Ralph Lauren said that “fashion is not necessarily about labels. It’s not about brands. It’s about something else that comes from within you.” I think that’s the thing that ties one person’s many fashion lives together: They all represent a mood, a time or a place from which we’ve grown, even though we were so certain it was going to last forever. My cheeks may redden when I flip through some of my most blackmail-worthy photo album entries, but time has made me realize that even my most cringeworthy fashion phases illustrate the chapters of my life, and I’m willing to bet yours do, too.
Take out a photo album. Open up that “Oldies” subfolder
in your Pictures library. If you can set aside your tremendous mortification for
a second, you’ll see that the fossils of who you were are all right there.
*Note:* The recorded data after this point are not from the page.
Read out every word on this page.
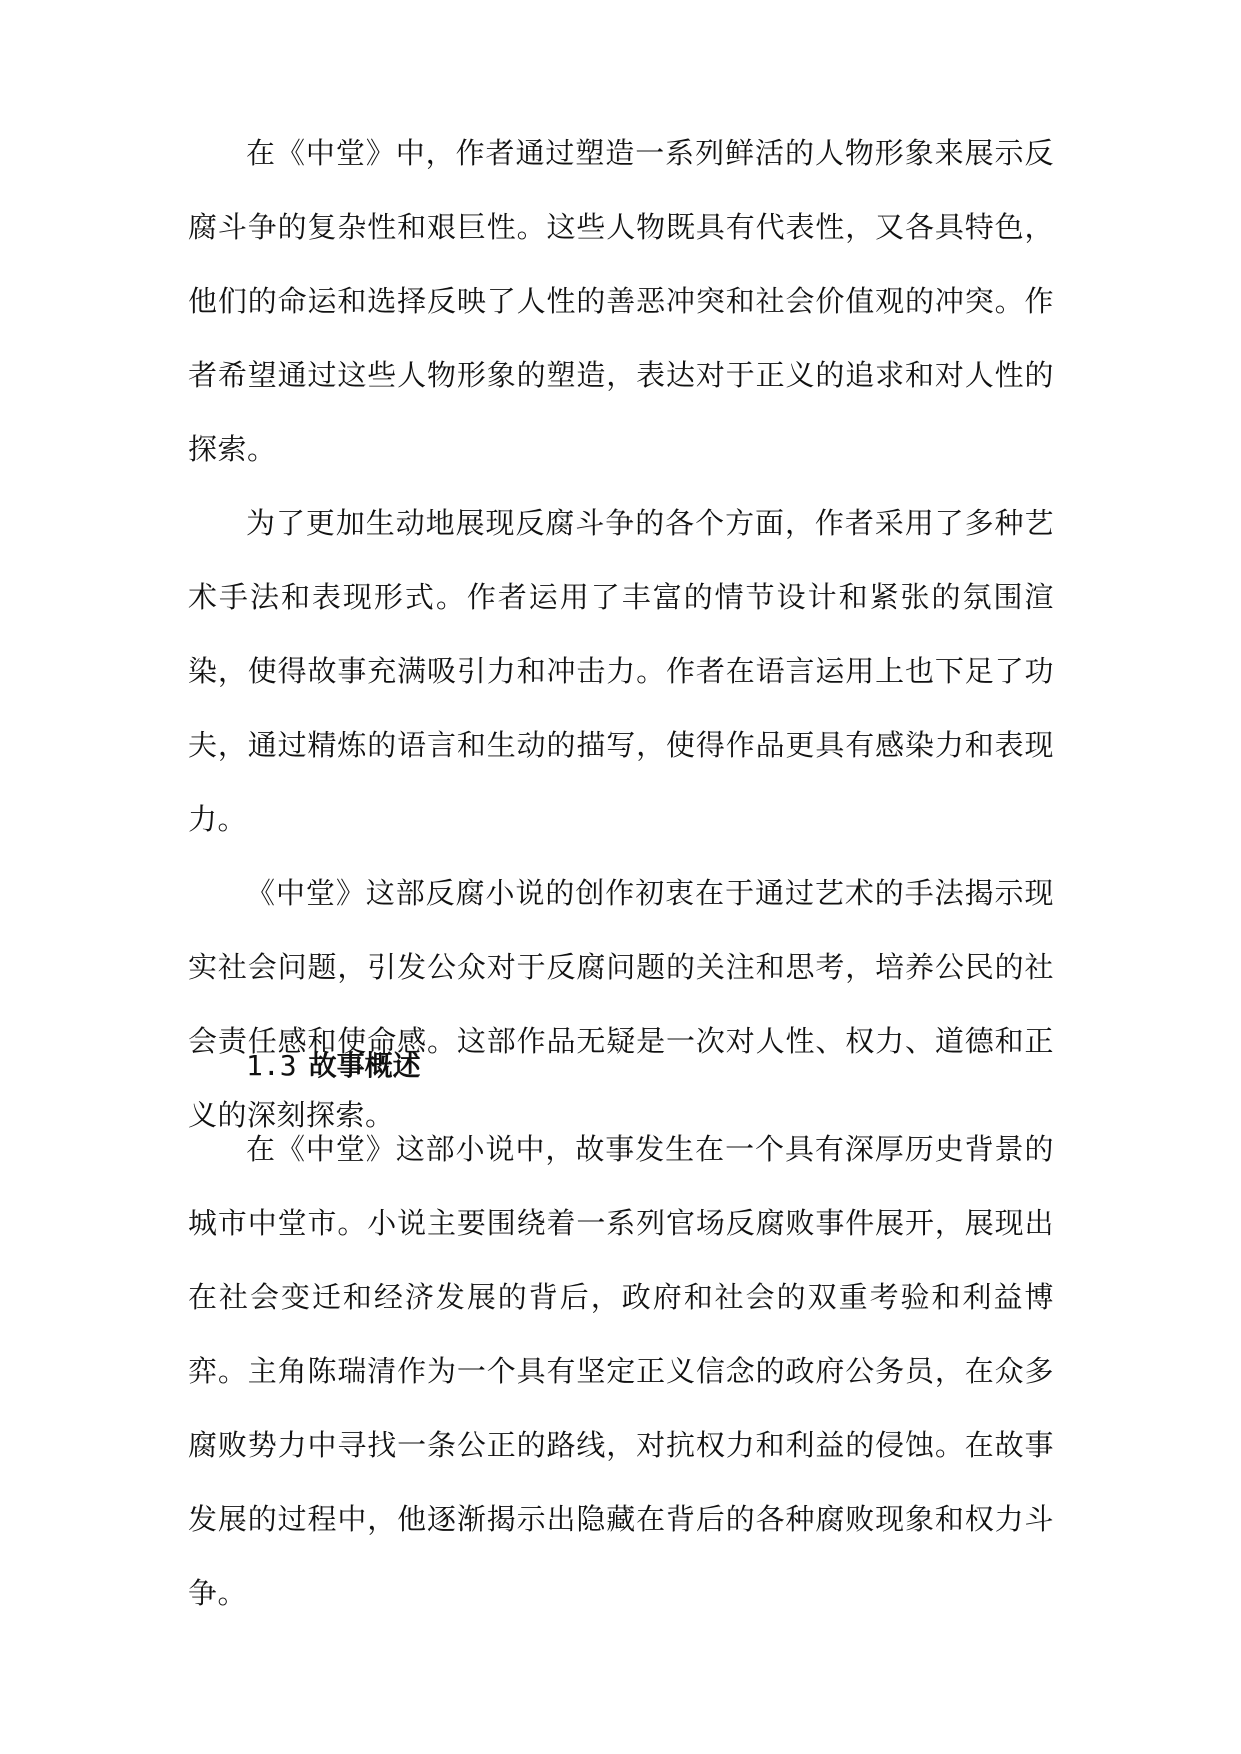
在《中堂》中，作者通过塑造一系列鲜活的人物形象来展示反腐斗争的复杂性和艰巨性。这些人物既具有代表性，又各具特色，他们的命运和选择反映了人性的善恶冲突和社会价值观的冲突。作者希望通过这些人物形象的塑造，表达对于正义的追求和对人性的探索。

为了更加生动地展现反腐斗争的各个方面，作者采用了多种艺术手法和表现形式。作者运用了丰富的情节设计和紧张的氛围渲染，使得故事充满吸引力和冲击力。作者在语言运用上也下足了功夫，通过精炼的语言和生动的描写，使得作品更具有感染力和表现力。

《中堂》这部反腐小说的创作初衷在于通过艺术的手法揭示现实社会问题，引发公众对于反腐问题的关注和思考，培养公民的社会责任感和使命感。这部作品无疑是一次对人性、权力、道德和正义的深刻探索。

1.3 故事概述

在《中堂》这部小说中，故事发生在一个具有深厚历史背景的城市中堂市。小说主要围绕着一系列官场反腐败事件展开，展现出在社会变迁和经济发展的背后，政府和社会的双重考验和利益博弈。主角陈瑞清作为一个具有坚定正义信念的政府公务员，在众多腐败势力中寻找一条公正的路线，对抗权力和利益的侵蚀。在故事发展的过程中，他逐渐揭示出隐藏在背后的各种腐败现象和权力斗争。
Beyond the jeans with a glittery silver unicorn on the thigh, there’s the
vulnerability and desire to fit in that seemed like the most important thing at
the time. Beneath that Von Dutch hat, there’s a fearlessness the world hadn’t
challenged yet. The memories of how we used to dress, do our makeup or style
our hair shouldn’t be stricken from the record, they should be celebrated
because they so humbly remind us that we’ve come a helluva long way from where we started.
may not mourn all of the style lives you’ve left behind, but don’t forget
that it’s from those ashes that you got to where you are now. The way you
dressed back then might be out of style, but taking a second to appreciate
the person you were and admire the person you’ve become is always fashionable. I say, let's embrace the foiled cat face shirts and sparkly blazers of our past.